Should the U.S. Adopt European-Style Data-Privacy Protections?Joel Reidenberg in The Wall Street Journal, March 08, 2013
Companies are watching you. They want to know where you go on the Web, what you buy and what causes you support—with the hope of sending you targeted offers based on your preferences and lifestyle choices.
But who is watching over these businesses? Who is making sure they aren't misusing personal data or breaking privacy promises they make to customers?
In Europe, there are strict rules about what companies can and can't do in terms of collecting, using, disclosing and storing personal information, and governments are pushing to make the regulations even stronger. That has prompted renewed debate about whether it is time for the U.S. to toughen its relatively lax privacy regulations.
In one camp are those who believe the U.S. government should refrain from meddling. They say the lack of privacy restrictions in the U.S. has encouraged innovation in the online-marketing industry, which is still evolving, and they question whether a Congress that isn't capable of passing a budget can be trusted with crafting complex privacy legislation.
The U.S.'s experiment with self-regulation has been a failure, say those who believe Europe's approach to privacy is superior. By trusting industry to police itself, the U.S. has created a situation where consumers have little control over personal data and few remedies when they find their privacy has been invaded.
Yes: Our Experiment With Self-Regulation Has Failed
Thirty-five years ago, a federal commission studied privacy protections in the U.S. and concluded that "neither law nor technology now gives an individual the tools to protect his legitimate interests in the records organizations keep about him."
If that was the conclusion then, imagine what the commission would say about privacy today in the age of cloud computing and big data.
Sensitive health information gleaned from the websites we visit is collected and sold, GPS and cell-signal location tracking by the police is conducted without warrants, and online retailers target consumers for higher prices based on their Web browsing histories. Industry self-regulation and options like privacy settings on social networks, Web browsers and mobile apps have failed to keep up with advances in invasive tracking techniques. Our limited legal rights don't come close to protecting us against online tracking and profiling.
In contrast to the U.S., the European Union has a comprehensive set of legal rights to protect personal data. Every country in the EU has a statute establishing fair information practices for the collection, use, disclosure and storage of personal information, and has combined these rights with remedies for violations and the creation of an independent government agency for oversight. This European model has significant merits compared with the U.S. piecemeal approach.
Citizens come first. Europe's system recognizes that privacy, regardless of context, is a core democratic value that must be safeguarded, not left to market forces. In the U.S., companies reveal only what they want about their data practices, privacy notices are largely incomprehensible and companies can rewrite their policies after collecting your data.
One size doesn't fit all, though, and the rigid implementation of privacy laws can bring unintended consequences—like a ban on hidden filming that would treat the taping of police behaving badly as a criminal act. To avoid that, safe harbors can be added to legislation to limit liability in certain cases and situations.
Market bias is corrected. Stricter privacy laws don't stifle innovation or prevent online companies from sending targeted offers to consumers. Rather, they shift control from industry to individuals by requiring businesses to demonstrate that consumers approve of the way their information is being used.

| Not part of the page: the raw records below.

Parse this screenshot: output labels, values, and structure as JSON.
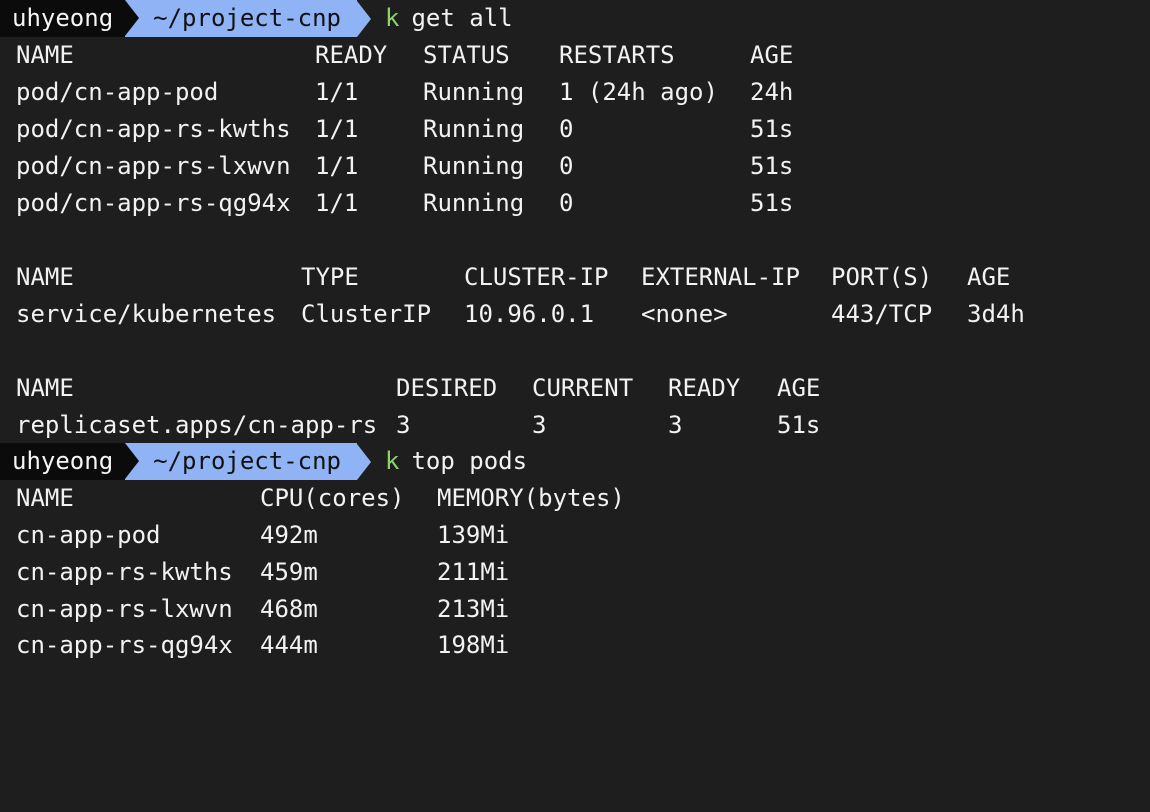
{
  "prompt1": {
    "user": "uhyeong",
    "path": "~/project-cnp",
    "cmd_alias": "k",
    "cmd_args": "get all"
  },
  "pods_table": {
    "headers": [
      "NAME",
      "READY",
      "STATUS",
      "RESTARTS",
      "AGE"
    ],
    "rows": [
      [
        "pod/cn-app-pod",
        "1/1",
        "Running",
        "1 (24h ago)",
        "24h"
      ],
      [
        "pod/cn-app-rs-kwths",
        "1/1",
        "Running",
        "0",
        "51s"
      ],
      [
        "pod/cn-app-rs-lxwvn",
        "1/1",
        "Running",
        "0",
        "51s"
      ],
      [
        "pod/cn-app-rs-qg94x",
        "1/1",
        "Running",
        "0",
        "51s"
      ]
    ]
  },
  "services_table": {
    "headers": [
      "NAME",
      "TYPE",
      "CLUSTER-IP",
      "EXTERNAL-IP",
      "PORT(S)",
      "AGE"
    ],
    "rows": [
      [
        "service/kubernetes",
        "ClusterIP",
        "10.96.0.1",
        "<none>",
        "443/TCP",
        "3d4h"
      ]
    ]
  },
  "replicasets_table": {
    "headers": [
      "NAME",
      "DESIRED",
      "CURRENT",
      "READY",
      "AGE"
    ],
    "rows": [
      [
        "replicaset.apps/cn-app-rs",
        "3",
        "3",
        "3",
        "51s"
      ]
    ]
  },
  "prompt2": {
    "user": "uhyeong",
    "path": "~/project-cnp",
    "cmd_alias": "k",
    "cmd_args": "top pods"
  },
  "top_table": {
    "headers": [
      "NAME",
      "CPU(cores)",
      "MEMORY(bytes)"
    ],
    "rows": [
      [
        "cn-app-pod",
        "492m",
        "139Mi"
      ],
      [
        "cn-app-rs-kwths",
        "459m",
        "211Mi"
      ],
      [
        "cn-app-rs-lxwvn",
        "468m",
        "213Mi"
      ],
      [
        "cn-app-rs-qg94x",
        "444m",
        "198Mi"
      ]
    ]
  },
  "colors": {
    "background": "#1e1e1e",
    "text": "#f2f2f2",
    "prompt_user_bg": "#0b0b0b",
    "prompt_path_bg": "#8fb3f5",
    "command_alias": "#8bd36b"
  }
}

Good business practice is incentivized. In a world where information has great value, it is common sense and good business practice for organizations to know what personal information they hold, to have internal controls on how it is processed and to make sure information is being used fairly. Strict, comprehensive privacy standards like those found in Europe motivate companies to adopt such practices and review them regularly to avoid punishment for misbehavior.

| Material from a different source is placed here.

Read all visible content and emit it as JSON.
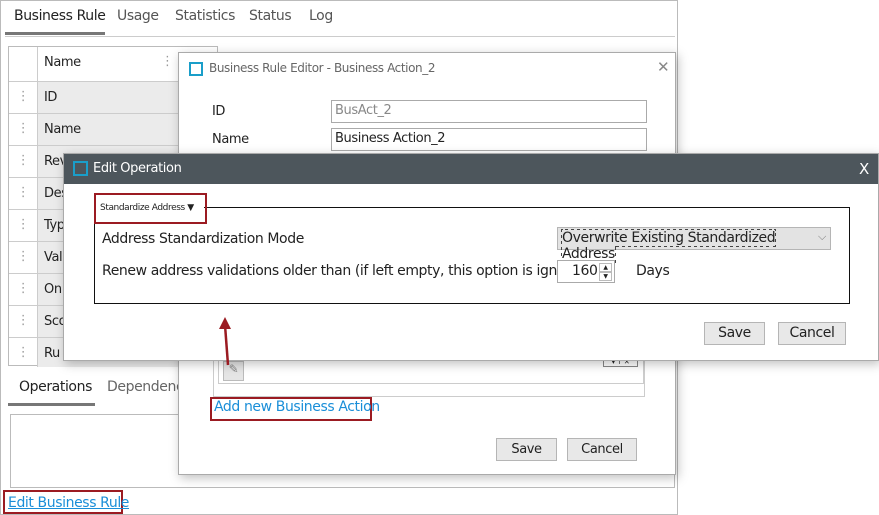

Redress is available. In Europe, individuals can take action when their privacy is violated. In the U.S., remedies exist only in targeted areas. For example, if a doctor discloses a patient's medical condition, the patient can sue under the health-information privacy law, but if a website discloses the same information, the web user has no claim. The lack of consistency undermines public trust in online activity and leaves victims legally helpless.
Independent oversight is provided. Oversight is critical if privacy rules are to have real meaning. An independent board helps ensure that the implementation of privacy principles in the dynamic and complex online environment is fair to both citizens and industry.
The flow of information is guaranteed. The European rules limit data exports to countries with insufficient privacy protection, which creates a serious problem for data transfers to the U.S. And as other regions adopt Europe's approach, complying with foreign laws is becoming more difficult for U.S. businesses.
Some say Washington can't be trusted with crafting complex privacy legislation and that the market, if left alone, can correct many of the flaws inherent in our current system. I disagree. Washington may be stymied by gridlock, but privacy tends to have bipartisan support and polls show that most Americans want more legal protections.
The U.S.'s experiment with self-regulation has failed Americans. We need a robust, legally enforceable Privacy Bill of Rights in the U.S.